Именно в этот час, незадолго до рассвета, по судну разлетелась весть о смерти сэра Гектора — за вестью поползли передаваемые шепотом слухи, что похоронят его прямо в море. Потом, впрочем, оказалось, что провести церемонию в береговых водах невозможно, придется телу потерпеть, пока мы выйдем на просторы Средиземного моря. Затем всплыли куда более ошеломительные подробности — как именно умер миллионер, а за ними история, которую мы уже слышали от знахаря, о буддистском проклятии. Рамадин рассудил, что погубили сэра Гектора не мы, а судьба — это она привела собаку на борт. Кстати, больше песика никто никогда не видел, и мы пришли к заключению, что протащили под полой призрака.

За обедом почти все задавались одним вопросом: как собака попала на борт? И где она теперь? Мисс Ласкети полагала, что капитану не поздоровится. Его могут привлечь к суду за пренебрежение должностными обязанностями. Потом к нашему столу подошла Эмили и решительно осведомилась, не мы ли притащили эту собаку, и мы дружно попытались изобразить на лицах неподдельный ужас, отчего она расхохоталась. Единственным, кого ничьи мнения не интересовали, был мистер Мазаппа — он сидел, погрузившись в суп из бычьих хвостов. Его музыкальные пальцы в кои-то веки лежали на скатерти неподвижно. Он вдруг сделался одиноким и замкнутым, и я весь обед, пока вокруг судачили о сэре Гекторе, смотрел только на него. Я заметил, что мисс Ласкети тоже не сводит с него глаз, опустив голову, загородившись завесой ресниц. Она было даже накрыла рукой его неподвижные пальцы, но он отстранился. Нет, тесные пределы Красного моря не лучшим образом действовали на обитателей «кошкиного стола». Похоже, после свободы диких океанских просторов, которые только что остались позади, здесь нам не хватало места. А еще оказалось, что Смерть все же существует — или по крайней мере существует Судьба в некоем непростом выражении. Похоже, наши авантюры оставались позади, словно дверь захлопнулась.

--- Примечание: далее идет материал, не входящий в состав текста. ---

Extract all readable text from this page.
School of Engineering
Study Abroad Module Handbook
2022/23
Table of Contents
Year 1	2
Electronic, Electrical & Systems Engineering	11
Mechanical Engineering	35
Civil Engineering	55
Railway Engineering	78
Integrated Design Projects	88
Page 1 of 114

Проснувшись на следующее утро, я не почувствовал обычного желания увидеть друзей. Рамадин постучал условным стуком, но я не откликнулся. Неспешно оделся, один вышел на палубу. Свет над пустыней был виден уже не первый час, и около половины девятого мы миновали Джидду. На другом борту толпились пассажиры, пытавшиеся хоть глазком разглядеть в бинокль Нил, протекавший довольно далеко от берега. На палубе были одни взрослые, незнакомые, и я почувствовал себя неприкаянно. Поднатужился, вспомнил номер каюты Эмили, которая любила поспать подольше, и отправился к ней.

Милее всего Эмили была мне наедине. В такие минуты я всегда чувствовал, что чему-то учусь. Мне пришлось постучать дважды, прежде чем она подошла к двери, завернувшись в халатик. Было уже почти девять, я давным-давно встал, она же едва проснулась.

— А, Майкл.

— Можно?

— Входи.

Она подалась назад и скользнула под одеяло, одновременно сбросив халатик, — все это будто одним движением.

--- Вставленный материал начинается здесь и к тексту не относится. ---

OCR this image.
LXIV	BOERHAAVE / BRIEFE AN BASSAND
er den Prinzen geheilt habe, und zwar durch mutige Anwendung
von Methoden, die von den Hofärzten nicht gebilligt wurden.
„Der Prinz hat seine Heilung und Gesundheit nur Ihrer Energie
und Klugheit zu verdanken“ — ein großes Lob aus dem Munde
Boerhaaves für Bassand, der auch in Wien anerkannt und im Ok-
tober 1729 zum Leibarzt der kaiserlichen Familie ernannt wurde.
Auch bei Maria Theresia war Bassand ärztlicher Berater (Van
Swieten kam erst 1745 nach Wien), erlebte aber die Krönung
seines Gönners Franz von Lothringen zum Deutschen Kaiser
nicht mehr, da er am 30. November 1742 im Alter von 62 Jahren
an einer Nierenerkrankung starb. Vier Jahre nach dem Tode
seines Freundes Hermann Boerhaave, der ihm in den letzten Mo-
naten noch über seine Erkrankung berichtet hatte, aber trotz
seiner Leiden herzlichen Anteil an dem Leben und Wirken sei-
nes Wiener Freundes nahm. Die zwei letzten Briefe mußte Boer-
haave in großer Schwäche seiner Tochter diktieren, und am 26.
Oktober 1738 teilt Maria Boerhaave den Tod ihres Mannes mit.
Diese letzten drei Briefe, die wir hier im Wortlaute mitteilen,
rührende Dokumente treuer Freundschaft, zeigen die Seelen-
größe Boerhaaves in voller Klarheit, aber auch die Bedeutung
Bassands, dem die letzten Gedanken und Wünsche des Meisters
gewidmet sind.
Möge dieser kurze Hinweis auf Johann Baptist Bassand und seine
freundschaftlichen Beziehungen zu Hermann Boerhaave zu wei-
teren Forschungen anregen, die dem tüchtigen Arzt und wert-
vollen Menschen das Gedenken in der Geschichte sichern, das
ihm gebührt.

— А мы еще в Красном море.

— Знаю.

— Прошли Джидду. Я видел.

— Раз уж пришел, сваришь мне кофе?

— Сигарету не хочешь?

— Пока нет.

— Захочешь — я тебе зажгу, ладно?

Я провел у нее все утро. Не знаю, что меня так смущало. Мне было одиннадцать лет. В этом возрасте знаешь мало. Я рассказал про песика — как мы протащили его на борт. Я лежал с ней рядом в постели, держал незажженную сигарету, делал вид, что курю, и вот она потянулась ко мне и развернула к себе лицом.

— Не вздумай, — сказала она. — В смысле, не вздумай никому про это рассказывать — про то, что рассказал мне.

— Мы думаем, это был призрак, — добавил я. — Призрак из заклятия.

— Наплевать. Отныне об этом ни слова. Обещаешь?

Я сказал, что буду молчать.

Так между нами родилась эта традиция. В определенные моменты жизни я рассказывал Эмили то, что не рассказывал больше никому. А позднее, много позднее, она стала рассказывать мне, часто повергая меня в изумление, о том, что происходит с нею. Всю мою жизнь Эмили оставалась особенной, не такой, как все.

Она коснулась моей макушки — жест этот значил примерно следующее: «Да ладно, забудем. Не переживай». Я же не отвернулся и продолжал на нее смотреть.

— Что? — Она подняла бровь.

— Не знаю, все это очень странно. То, что мы здесь. И что будет потом, в Англии. Ты останешься со мной?

— Сам знаешь, что нет.

— Но я там никого не знаю.

— Как же, а мама?

— Ее я знаю хуже, чем тебя.

— Неправда.

Я снова опустил голову на подушку и перевел взгляд с нее на потолок:

— Мистер Мазаппа говорит, я не от мира сего.

Она засмеялась:

— Да вздор это, Майкл. К тому же чего в этом плохого? — Она нагнулась и поцеловала меня. — Давай свари мне кофе. Вот чашка. Воду можешь взять из-под крана.

Я встал и осмотрелся:

— Нет здесь кофе.

— Тогда закажи.

Я нажал кнопку внутренней связи и в ожидании стал рассматривать фотографию английской королевы, наблюдавшей за нами со стены.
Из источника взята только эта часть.